Adrian Wojnarowski and Ramona Shelburne report that Nike, which annually pays Irving about $11 million a year, is pulling back from their commitment to his signature line of shoes, one of the brand’s most popular. The two ESPN reporters suggest that “uncertainties surrounding his NBA future” led to the decision.

Brooklyn Nets star Kyrie Irving has long had one of Nike’s most popular and profitable signature basketball shoes, but uncertainties surrounding his NBA future have left the company unlikely to extend him to a similar signature deal beyond the 2022-23 season, sources told ESPN.

Irving has a new edition of his shoe set to debut in the fall, but that is expected to be the final year of a lucrative signature series that he has had with Nike since 2014, sources said.

Nike represents an overwhelming proportion of Irving’s off-court earnings. Per Sportico rankings of pro athletes income, published Thursday, Irving will make $13 million in endorsement income this year.

Woj and Shelburne pointed out that Irving’s partnership with Nike is not ending but their commitment to his line is lessening and thus, his income will presumably drop as well.

Because of Irving’s popularity, it is expected Nike will still offer some product associated with him in the future, such as retro shoes from previous collections, sources said. But as discussions between Nike and Irving about his endorsement future have commenced recently, it has become apparent his relationship with the company will change — perhaps dramatically so.

Nike did not deny the ESPN report when contacted Thursday.

“We don’t comment on contracts or rumors or speculation. Kyrie remains a Nike athlete,” a spokesperson told ESPN.

Of course, the news could be a bargaining chip in negotiations between the superstar and sneaker company.
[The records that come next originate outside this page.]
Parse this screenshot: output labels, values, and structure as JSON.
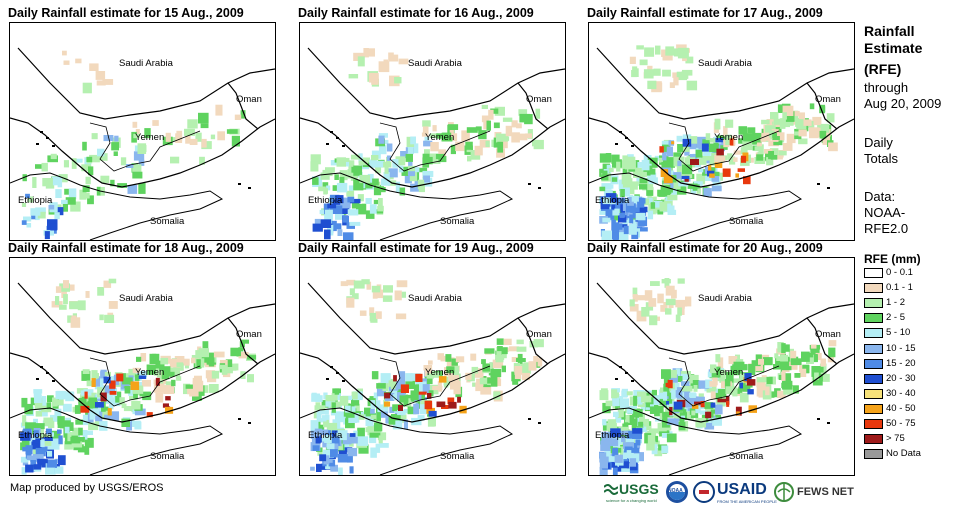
{
  "panels": [
    {
      "title": "Daily Rainfall estimate for 15 Aug., 2009",
      "level": 1
    },
    {
      "title": "Daily Rainfall estimate for 16 Aug., 2009",
      "level": 2
    },
    {
      "title": "Daily Rainfall estimate for 17 Aug., 2009",
      "level": 4
    },
    {
      "title": "Daily Rainfall estimate for 18 Aug., 2009",
      "level": 3
    },
    {
      "title": "Daily Rainfall estimate for 19 Aug., 2009",
      "level": 3
    },
    {
      "title": "Daily Rainfall estimate for 20 Aug., 2009",
      "level": 4
    }
  ],
  "places": {
    "saudi_arabia": "Saudi Arabia",
    "oman": "Oman",
    "yemen": "Yemen",
    "ethiopia": "Ethiopia",
    "somalia": "Somalia"
  },
  "legend": {
    "title_l1": "Rainfall",
    "title_l2": "Estimate",
    "title_l3": "(RFE)",
    "through": "through",
    "date": "Aug 20, 2009",
    "daily_l1": "Daily",
    "daily_l2": "Totals",
    "data_l1": "Data:",
    "data_l2": "NOAA-",
    "data_l3": "RFE2.0",
    "rfe_title": "RFE (mm)",
    "classes": [
      {
        "label": "0 - 0.1",
        "color": "#ffffff"
      },
      {
        "label": "0.1 - 1",
        "color": "#f2d9bd"
      },
      {
        "label": "1 - 2",
        "color": "#b5f0b0"
      },
      {
        "label": "2 - 5",
        "color": "#5fd35f"
      },
      {
        "label": "5 - 10",
        "color": "#b4eef5"
      },
      {
        "label": "10 - 15",
        "color": "#8ab6ee"
      },
      {
        "label": "15 - 20",
        "color": "#4f8be6"
      },
      {
        "label": "20 - 30",
        "color": "#1f4fd1"
      },
      {
        "label": "30 - 40",
        "color": "#f7e27a"
      },
      {
        "label": "40 - 50",
        "color": "#f5a31a"
      },
      {
        "label": "50 - 75",
        "color": "#e8380d"
      },
      {
        "label": "> 75",
        "color": "#9e1a1a"
      },
      {
        "label": "No Data",
        "color": "#999999"
      }
    ]
  },
  "footer": {
    "credit": "Map produced by USGS/EROS"
  },
  "logos": {
    "usgs": "USGS",
    "usgs_tag": "science for a changing world",
    "noaa": "NOAA",
    "usaid": "USAID",
    "usaid_tag": "FROM THE AMERICAN PEOPLE",
    "fews": "FEWS NET"
  }
}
The relationship between Irving and the Oregon-based company have also been troubled. In July of last year, Irving lashed out on social media about the design of the Nike Kyrie 8 edition of his shoe.

“I have nothing to do with the design or marketing of the upcoming #Kyrie8, IMO these are trash!” Irving wrote on Instagram. “I have absolutely nothing to do with them! Nike plans to release it without my okay regardless of what I say, so I apologize in advance to all of my sneaker heads and true supporters of the #KAI11 brand.”

He later tempered those remarks and the sneaker was marketed with his endorsement.

The news comes after two days where the 30-year-old has faced rising criticism. On Wednesday, Sean Marks suggested that his future with Brooklyn will depend on his availability to the team, a clear reference to how many games he’s missed over last two seasons. Then, Thursday, Amar’e Stoudemire went on ESPN and suggested that his vaccine-related absences “definitely hurt us” and suggested that the only way for the Nets to be certain of his commitment is to put language in his contract demanding it.

Irving has a $37 million player option with the Nets for the 2022-23 season and the two sides can extend him for four years beyond that for a total of $248 million. He lost an estimated $14.5 million in salary this past season as a result of his refusal to get vaccinated.